Netflix now has 6.3 million paid subscribers outside the United States, or 34.3 million worldwide. HBO has 114 million subscribers globally, through bundling with other pay-television services.

Nevertheless, Netflix can claim an increase of nearly 3.9 million paying subscribers worldwide in the last quarter, or 9.8 million over the year.

In terms of the total available market in the United States, Reed Hastings, the chief executive of Netflix, told analysts he believes there is room to grow two to three times the number of subscribers.

“Our best guess is that the market for a service like Netflix because it’s less expensive than HBO, it’s got more content, it’s all on-demand, it’s personalized, it’s on multiple devices, is somewhere in the two to three times HBO, or 60 million to 90 million. And we’ll only know that with any confidence when we get there.”

The chief executive of Netflix has previously said: “The goal is to become HBO faster than HBO can become us.”

The company has indicated that it will concentrate more on exclusive and selected programming, rather than non-exclusive bulk deals. It will also continue to invest in original programming, although this currently represents a relatively modest proportion of its total programming budget.

“Our appetite for non-exclusive content is going to near-zero,” Ted Sarandos, the chief content officer of Netflix, told delegates at the FT Digital Media Conference. “We are willing to pay more on an exclusive basis.” He said consumers get confused if non-exclusive bulk programming is available on several online services.

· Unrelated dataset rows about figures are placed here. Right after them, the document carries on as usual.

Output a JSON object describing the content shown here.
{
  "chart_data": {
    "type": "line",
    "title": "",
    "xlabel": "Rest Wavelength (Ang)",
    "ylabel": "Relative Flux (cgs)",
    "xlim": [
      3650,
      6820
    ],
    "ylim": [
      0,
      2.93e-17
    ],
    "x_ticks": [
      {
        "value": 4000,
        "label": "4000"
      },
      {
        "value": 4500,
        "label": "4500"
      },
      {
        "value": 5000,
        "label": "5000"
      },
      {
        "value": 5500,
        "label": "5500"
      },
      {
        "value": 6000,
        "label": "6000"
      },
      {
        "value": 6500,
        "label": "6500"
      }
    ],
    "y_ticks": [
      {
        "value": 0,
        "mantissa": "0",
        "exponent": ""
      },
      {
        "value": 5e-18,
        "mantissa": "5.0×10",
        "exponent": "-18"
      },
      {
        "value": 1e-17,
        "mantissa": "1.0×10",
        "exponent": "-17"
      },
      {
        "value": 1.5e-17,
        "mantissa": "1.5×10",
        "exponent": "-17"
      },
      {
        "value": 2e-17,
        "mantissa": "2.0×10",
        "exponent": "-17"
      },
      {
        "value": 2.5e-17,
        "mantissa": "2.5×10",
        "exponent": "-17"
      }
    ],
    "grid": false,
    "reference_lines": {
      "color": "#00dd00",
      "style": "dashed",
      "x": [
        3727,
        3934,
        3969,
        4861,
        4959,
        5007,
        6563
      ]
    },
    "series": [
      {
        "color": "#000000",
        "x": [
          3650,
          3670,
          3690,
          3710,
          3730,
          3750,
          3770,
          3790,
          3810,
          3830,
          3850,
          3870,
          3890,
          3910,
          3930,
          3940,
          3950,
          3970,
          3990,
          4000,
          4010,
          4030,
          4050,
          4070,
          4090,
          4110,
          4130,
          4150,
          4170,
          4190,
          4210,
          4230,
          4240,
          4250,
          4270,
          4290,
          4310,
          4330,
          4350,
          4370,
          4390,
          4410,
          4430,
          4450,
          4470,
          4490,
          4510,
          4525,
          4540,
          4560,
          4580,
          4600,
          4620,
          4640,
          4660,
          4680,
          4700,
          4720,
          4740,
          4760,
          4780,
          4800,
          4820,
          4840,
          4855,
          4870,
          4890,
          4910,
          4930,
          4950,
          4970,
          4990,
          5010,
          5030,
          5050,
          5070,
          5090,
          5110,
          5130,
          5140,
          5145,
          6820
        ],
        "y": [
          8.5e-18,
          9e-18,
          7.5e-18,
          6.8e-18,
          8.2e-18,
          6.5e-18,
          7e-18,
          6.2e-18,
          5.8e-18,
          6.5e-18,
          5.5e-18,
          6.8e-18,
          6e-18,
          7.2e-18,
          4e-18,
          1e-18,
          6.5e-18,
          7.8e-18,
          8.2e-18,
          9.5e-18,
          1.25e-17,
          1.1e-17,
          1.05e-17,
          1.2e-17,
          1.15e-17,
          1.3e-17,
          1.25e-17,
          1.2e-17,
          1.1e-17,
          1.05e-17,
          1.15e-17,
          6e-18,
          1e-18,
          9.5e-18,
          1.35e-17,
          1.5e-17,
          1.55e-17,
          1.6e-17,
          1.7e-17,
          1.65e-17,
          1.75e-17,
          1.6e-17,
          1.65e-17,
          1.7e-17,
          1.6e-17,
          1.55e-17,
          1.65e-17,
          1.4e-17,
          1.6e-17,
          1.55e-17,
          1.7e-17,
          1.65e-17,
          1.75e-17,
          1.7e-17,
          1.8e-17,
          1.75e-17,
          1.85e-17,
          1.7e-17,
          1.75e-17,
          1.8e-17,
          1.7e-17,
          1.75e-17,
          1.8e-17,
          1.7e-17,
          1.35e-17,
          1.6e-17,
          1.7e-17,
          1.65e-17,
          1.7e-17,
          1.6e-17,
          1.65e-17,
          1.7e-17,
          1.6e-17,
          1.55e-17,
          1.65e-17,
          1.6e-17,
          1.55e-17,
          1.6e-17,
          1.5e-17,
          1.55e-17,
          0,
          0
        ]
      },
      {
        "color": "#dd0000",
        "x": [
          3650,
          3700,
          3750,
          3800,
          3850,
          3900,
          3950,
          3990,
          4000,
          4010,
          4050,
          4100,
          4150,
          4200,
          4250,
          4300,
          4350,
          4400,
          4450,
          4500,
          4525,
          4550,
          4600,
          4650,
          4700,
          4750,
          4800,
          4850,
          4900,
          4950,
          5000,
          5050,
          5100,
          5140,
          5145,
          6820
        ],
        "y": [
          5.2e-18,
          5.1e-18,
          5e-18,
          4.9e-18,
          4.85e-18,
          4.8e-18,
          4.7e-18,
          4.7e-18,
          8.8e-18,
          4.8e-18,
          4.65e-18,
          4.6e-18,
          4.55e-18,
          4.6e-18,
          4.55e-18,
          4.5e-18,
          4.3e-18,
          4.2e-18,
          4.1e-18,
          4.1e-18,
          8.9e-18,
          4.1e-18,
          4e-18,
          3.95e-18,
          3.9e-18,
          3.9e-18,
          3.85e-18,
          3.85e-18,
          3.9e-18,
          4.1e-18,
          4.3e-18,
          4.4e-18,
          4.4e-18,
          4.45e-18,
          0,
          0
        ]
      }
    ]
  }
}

Speaking earlier at the same conference, Jeff Bewkes, the chairman and chief executive of Time Warner, repeated his claim that “TV was taking over the internet, not the other way around”.

He said that the amount of time that people are spending and their engagement with video is increasing and this is made more valuable through on-demand viewing.

He agreed that online video from providers like Netflix would become increasingly important in the future but suggested that it would be increasingly difficult for them to continue to grow their subscriber levels in their home market.

“Every time you add subs, your disconnections grow,” he said. “Once you get into the 20 millions, it is very hard to go as fast as before, but he conceded: “Maybe it will get to 40 million.”

“Netflix is a pretty good company,” he said. “It is not at all surprising that they have the subscriber count they have.”

While globally HBO has significantly more subscribers than Netflix at the moment, the rate at which Netflix is growing is impressive, assuming it can maintain the current momentum.

The difference is that pay-television subscribers may not necessarily have a choice whether they pay for HBO, whereas Netflix is a standalone proposition.